The industrial, financial, and landed great bourgeoisie, with the help of their state, are doing everything possible to maintain its economic system in a condition of survival which assures it of immense class privileges; it does not shrink from any measure, no matter how much suffering it engenders for the great mass of workers.

It has used high unemployment to put pressure on wages, and increased the precarity of the labor force by resorting to the limited-duration contract and by bringing the CDIs (indefinite-term contracts) closer to the fixed-term contracts, thanks to the modification of labor legislation, massive recourse to subcontracting and relocation, etc., etc.
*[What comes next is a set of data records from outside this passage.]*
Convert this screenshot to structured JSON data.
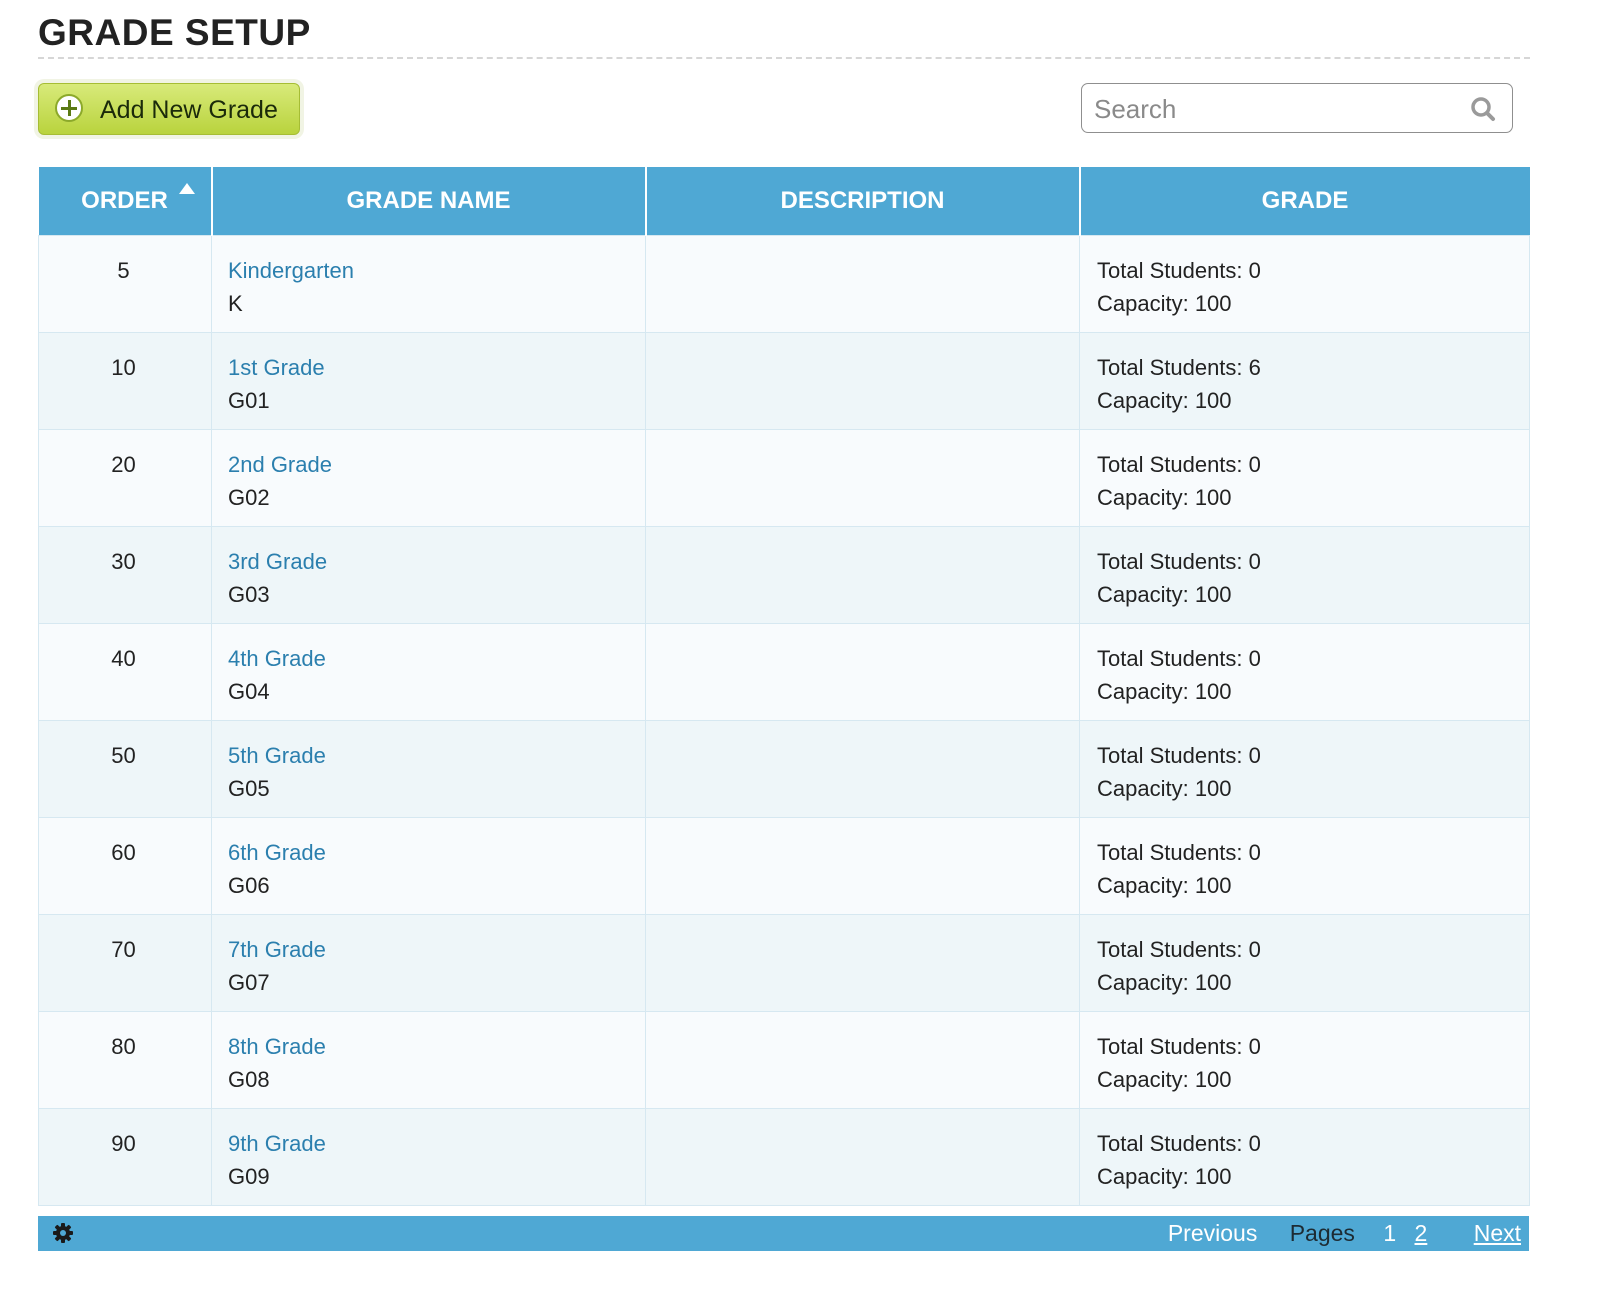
{
  "page": {
    "title": "GRADE SETUP"
  },
  "toolbar": {
    "add_label": "Add New Grade",
    "search_placeholder": "Search"
  },
  "table": {
    "headers": {
      "order": "ORDER",
      "grade_name": "GRADE NAME",
      "description": "DESCRIPTION",
      "grade": "GRADE"
    },
    "sort_column": "order",
    "sort_direction": "ascending",
    "rows": [
      {
        "order": "5",
        "name": "Kindergarten",
        "code": "K",
        "description": "",
        "total": "Total Students: 0",
        "capacity": "Capacity: 100"
      },
      {
        "order": "10",
        "name": "1st Grade",
        "code": "G01",
        "description": "",
        "total": "Total Students: 6",
        "capacity": "Capacity: 100"
      },
      {
        "order": "20",
        "name": "2nd Grade",
        "code": "G02",
        "description": "",
        "total": "Total Students: 0",
        "capacity": "Capacity: 100"
      },
      {
        "order": "30",
        "name": "3rd Grade",
        "code": "G03",
        "description": "",
        "total": "Total Students: 0",
        "capacity": "Capacity: 100"
      },
      {
        "order": "40",
        "name": "4th Grade",
        "code": "G04",
        "description": "",
        "total": "Total Students: 0",
        "capacity": "Capacity: 100"
      },
      {
        "order": "50",
        "name": "5th Grade",
        "code": "G05",
        "description": "",
        "total": "Total Students: 0",
        "capacity": "Capacity: 100"
      },
      {
        "order": "60",
        "name": "6th Grade",
        "code": "G06",
        "description": "",
        "total": "Total Students: 0",
        "capacity": "Capacity: 100"
      },
      {
        "order": "70",
        "name": "7th Grade",
        "code": "G07",
        "description": "",
        "total": "Total Students: 0",
        "capacity": "Capacity: 100"
      },
      {
        "order": "80",
        "name": "8th Grade",
        "code": "G08",
        "description": "",
        "total": "Total Students: 0",
        "capacity": "Capacity: 100"
      },
      {
        "order": "90",
        "name": "9th Grade",
        "code": "G09",
        "description": "",
        "total": "Total Students: 0",
        "capacity": "Capacity: 100"
      }
    ]
  },
  "pagination": {
    "previous": "Previous",
    "pages_label": "Pages",
    "current_page": "1",
    "other_page": "2",
    "next": "Next"
  },
  "icons": {
    "add": "plus-circle-icon",
    "search": "search-icon",
    "sort": "sort-ascending-icon",
    "settings": "gear-icon"
  },
  "colors": {
    "header_blue": "#4fa8d4",
    "link_blue": "#2b7fae",
    "button_green": "#c3dc52"
  }
}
And of course there is also a question of reducing the deficits that its economic system provokes, by modifying the pensions and unemployment insurance, although at the same time the different governments, right or left, are not embarrassed to make tax gifts to the big bourgeoisie. These gifts are now worth several tens of billions, and are, from an economic point of view, totally counter-productive: the big bourgeoisie does not invest, on the contrary it uses these sums in pure speculation, raising the price of housing, which allows it to grow even more on the backs of workers.

The solution exists: it involves the overthrow of the big bourgeoisie and its state, its expropriation, the abolition of wage labor and capital, passing to the communist management of production and distribution.

You must therefore prepare yourself morally and politically for confrontation with the bourgeoisie and its state.

But for that you have to organize yourself first and foremost at the union level by founding a real class union that will seek to unify your struggles and centralize them. This means getting out of regime unions that pretend to organize you and sabotage social struggles, spreading discouragement and demoralizing workers.

One way to begin could be the organization of grassroots committees, bringing together the most radical elements and the most determined to unify the struggles and centralize them, thus exceeding the limits of categories and companies. Such committees could unify the struggles of Hospital Workers, SNCF, RATP, Teachers, etc.

You can push back the bourgeoisie and its government, as the yellow vests have shown about the price of gasoline, or youth demonstrations under the Villepin government, and the great strike of the SNCF under the Juppé government in 1995. It all depends on your will and determination.

However, to confront the bourgeoisie and its state, the trade union organization is a first step, but not enough in itself; we must organize ourselves politically with a clear and coherent program and a clear view of the goals to be achieved. To accomplish this we must join the ranks of the International Communist Party, which against all odds, through the post‑war upheavals, has maintained the continuity of the revolutionary communist program.

Long Live the Class Struggle, Long Live the Dictatorship of the Proletariat!